Он навел справки по блоку связи, проехал пару кварталов по Второй Поперечной, потом свернул направо, еще раз направо и остановился метрах в двухстах от невыразительных ворот здания, переборудованного, видно, из бывшего ангара. Ей-богу, наследница капиталов фирмы «Линчжи» могла бы посещать гораздо более фешенебельное место проведения досуга. Вывеска, еще более невыразительная, чем сами ворота, гласила: «Мастер Лю.
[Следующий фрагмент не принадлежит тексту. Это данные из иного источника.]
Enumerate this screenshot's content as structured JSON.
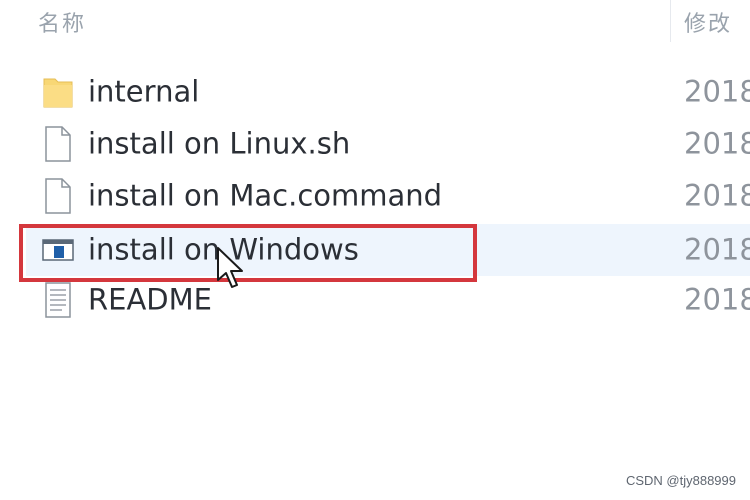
{
  "header": {
    "name_label": "名称",
    "modified_label": "修改"
  },
  "files": [
    {
      "name": "internal",
      "date": "2018",
      "icon": "folder-icon"
    },
    {
      "name": "install on Linux.sh",
      "date": "2018",
      "icon": "document-icon"
    },
    {
      "name": "install on Mac.command",
      "date": "2018",
      "icon": "document-icon"
    },
    {
      "name": "install on Windows",
      "date": "2018",
      "icon": "application-icon",
      "selected": true
    },
    {
      "name": "README",
      "date": "2018",
      "icon": "text-file-icon"
    }
  ],
  "colors": {
    "highlight_box": "#d4373d",
    "selection": "#eef5fd",
    "folder": "#f8d775"
  },
  "watermark": "CSDN @tjy888999"
}
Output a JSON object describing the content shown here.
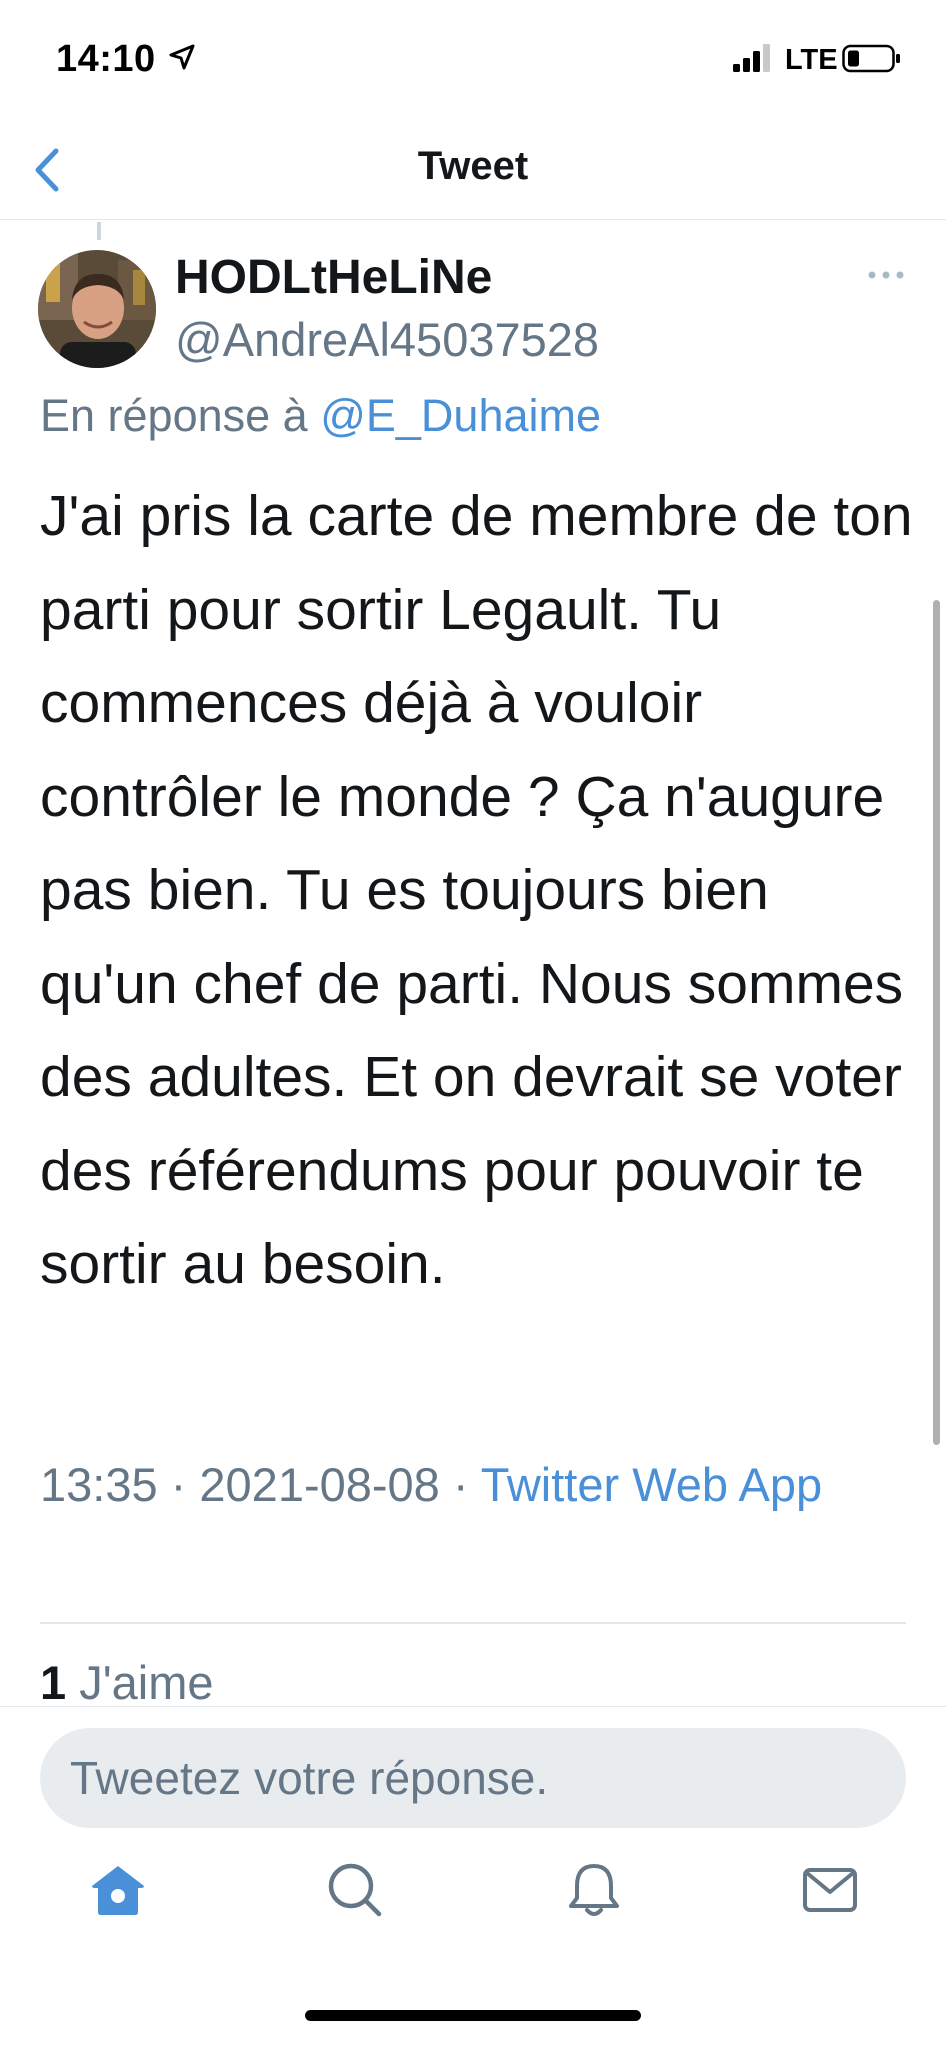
{
  "status_bar": {
    "time": "14:10",
    "network": "LTE"
  },
  "nav": {
    "title": "Tweet"
  },
  "tweet": {
    "display_name": "HODLtHeLiNe",
    "handle": "@AndreAl45037528",
    "reply_prefix": "En réponse à ",
    "reply_mention": "@E_Duhaime",
    "text": "J'ai pris la carte de membre de ton parti pour sortir Legault. Tu commences déjà à vouloir contrôler le monde ? Ça n'augure pas bien. Tu es toujours bien qu'un chef de parti. Nous sommes des adultes. Et on devrait se voter des référendums pour pouvoir te sortir au besoin.",
    "time": "13:35",
    "separator": " · ",
    "date": "2021-08-08",
    "source": "Twitter Web App",
    "likes_count": "1",
    "likes_label": " J'aime"
  },
  "reply_box": {
    "placeholder": "Tweetez votre réponse."
  },
  "tabs": [
    {
      "icon": "home-icon"
    },
    {
      "icon": "search-icon"
    },
    {
      "icon": "bell-icon"
    },
    {
      "icon": "mail-icon"
    }
  ],
  "colors": {
    "accent": "#4a90d9",
    "secondary_text": "#657786",
    "primary_text": "#14171a"
  }
}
Боевые искусства Древних Империй».
* * *
В принципе Том мог просто воспользоваться блоком связи, но не хотелось привлекать неизбежного в таких случаях внимания третьих лиц. Кто-то поднимет трубку, кто-то пойдет вызывать Циньмэй из спортзала. Лучше подождать до конца тренировки, или как там это у Мастера Лю называется, и от нечего делать подумать немного о положении дел.
Этому мешали разные мелочи, вроде чисто детского интереса к тому, как, собственно, осуществляется обучение искусству боя, которым владели существа, чьи анатомия и физиология были известны ученому миру весьма приблизительно. О психологии и речи нет. Впрочем, точные знания типам, наподобие достославного мастера Лю, видно, заменяли эзотерические сочинения по всем перечисленным и по многим другим вопросам. Макулатуре этой несть числа даже в Метрополии, а здесь, на месте действия, даже страшно подумать об их изобилии.
Еще Том подумал о том, что «Джейтест» – это, наверное, как говорят статистики, «дискриминирующий фактор». Люди для него не равны. Любящих боевые искусства он вроде как-то привечает.
Он много еще о чем успел подумать, сидя за рулем своего прокатного «опель-карата», и даже начал потихоньку нервничать: уж не упустил ли он, часом, непредсказуемую Циньмэй. Сказала мамаше, что к Мастеру опаздывает, а сама – ну, скажем... Тут Том задумался, обычно ему неплохо удавалось интуитивно прогнозировать поступки людей, едва только им увиденных, иногда даже по фото. Циньмэй была не тем человеком. Тому в равной степени было трудно представить этот экзотический экземпляр своей «коллекции» как на великосветском рауте или, скажем, в седле – верхом на чем-нибудь чистопородном, из Метрополии вывезенном, так и в подпольном притоне наркоты – там тоже часто можно встретить народ голубых кровей. Возможно, Циньмэй родилась не там и не тогда. И не дело федерального следователя гадать о том, где эти «там» и «тогда», которые бывают впору странным девицам из высшего общества. А вот и она сама – перебросив спортивную сумку через плечо, чуть устало, размашистым шагом идет домой усердная ученица Мастера Лю. Все-таки Тому удалось не проворонить ее.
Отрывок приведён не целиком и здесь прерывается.